When USC's Leonard Washington punched Griffin in the groin, Utah's Luka Drca tripped him, umpteen players elbowed him, Ali flipped him and Michigan's Manny Harris undercut him, Griffin stayed in control of the situation. Matrisciano said Griffin was able to do this because he and his brother have the mental discipline of "robots," allowing them not only to stay in control, but also plow through workouts that had caused umpteen NBA players to quit the training programs.

"I can't express to you how hard we work," Matrisciano said. "I've had pros who, three minutes in, 11 minutes in, a couple of days in, say, 'F--- this, you're crazy, I'm leaving.' Those kids just woke up every morning and worked."

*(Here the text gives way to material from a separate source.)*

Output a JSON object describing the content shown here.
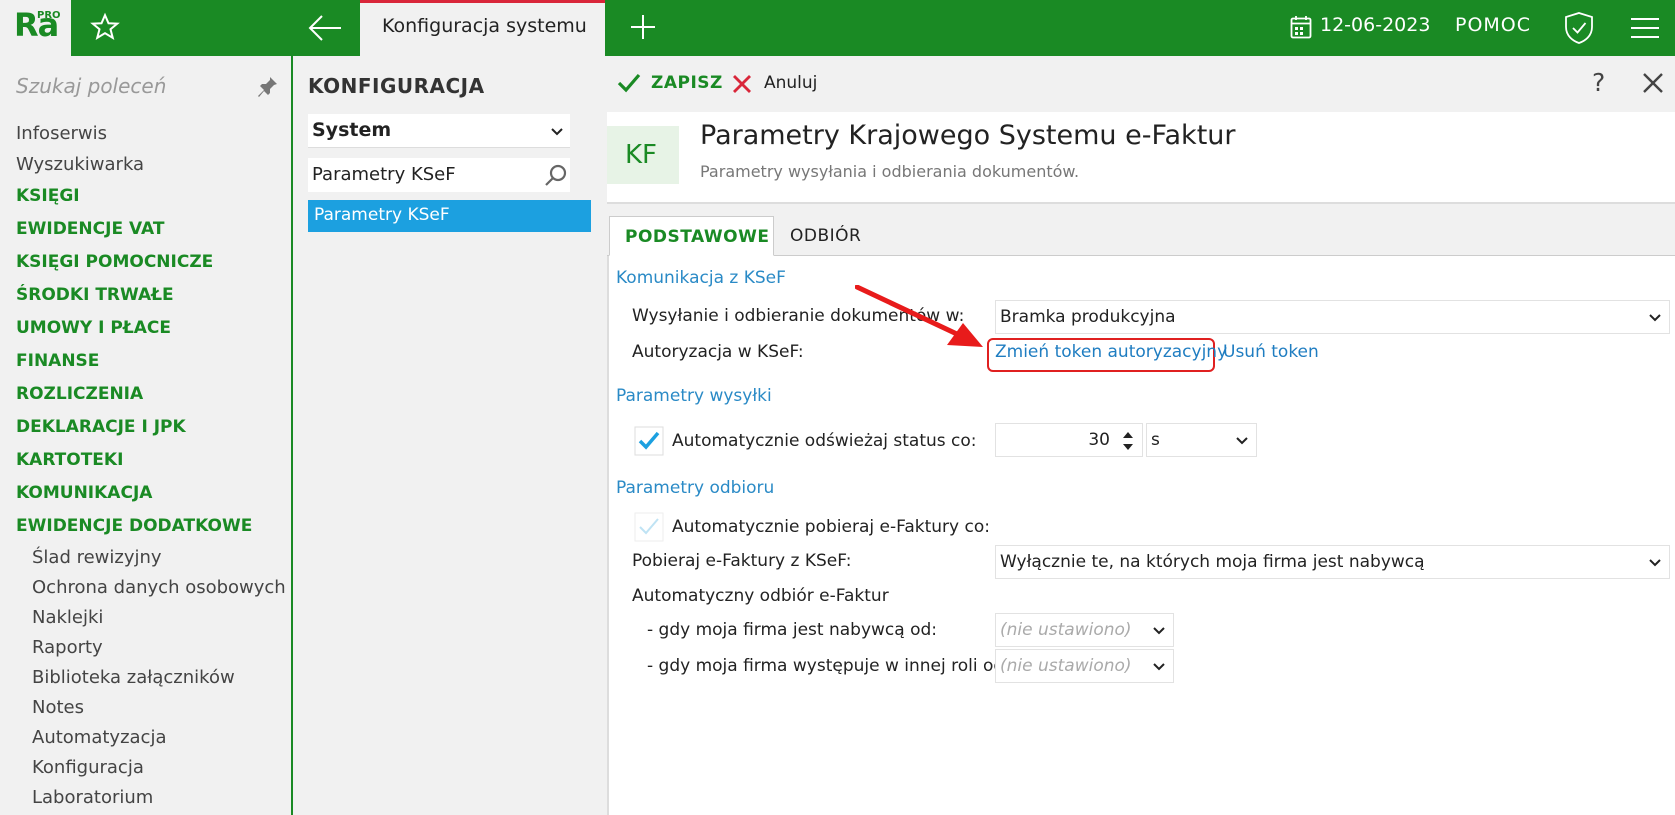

Matrisciano recently had T-shirts printed that he plans to give to the Griffins (who will likely be preparing for the NBA draft) and Wright when they return to San Francisco this summer. On the front of the shirt are two images -- a puppet, and then hands with strings going down to a puppet -- and a question: "Who are you?"
In the case of Blake Griffin, Matrisciano already knows the answer: "He's a puppetmaster, sir. He sure ain't no puppet."

badger
3/25/2009, 02:34 PM
Griffin reminded him of the Terminator
Listen, and understand. That Blake Griffin is out there. It can't be bargained with. It can't be reasoned with. It doesn't feel pity, or remorse, or fear. And it absolutely will not stop, ever.

bri
3/25/2009, 02:49 PM
Dude, that's pretty awesome. Just the mere possibility of Blake secretly being a Black Ops kill-bot makes me giddy and should make Ameer Ali p*ss his Bad Idea Jeans.

Dio
3/25/2009, 03:58 PM
BG vs. Jack Bauer: who wins?

Partial Qualifier
3/25/2009, 04:32 PM
BG vs. Jack Bauer: who wins?

I can never escape the fact that it's Keifer Sutherland.

So yeah, BG would rip Keifer's arms & legs out of their sockets in one graceful move, and snack on the bloody stumps. :D

soonerfan28
3/25/2009, 04:46 PM
Reading that gave me chills. I'm even more glad we have him now. Wish we had him another year.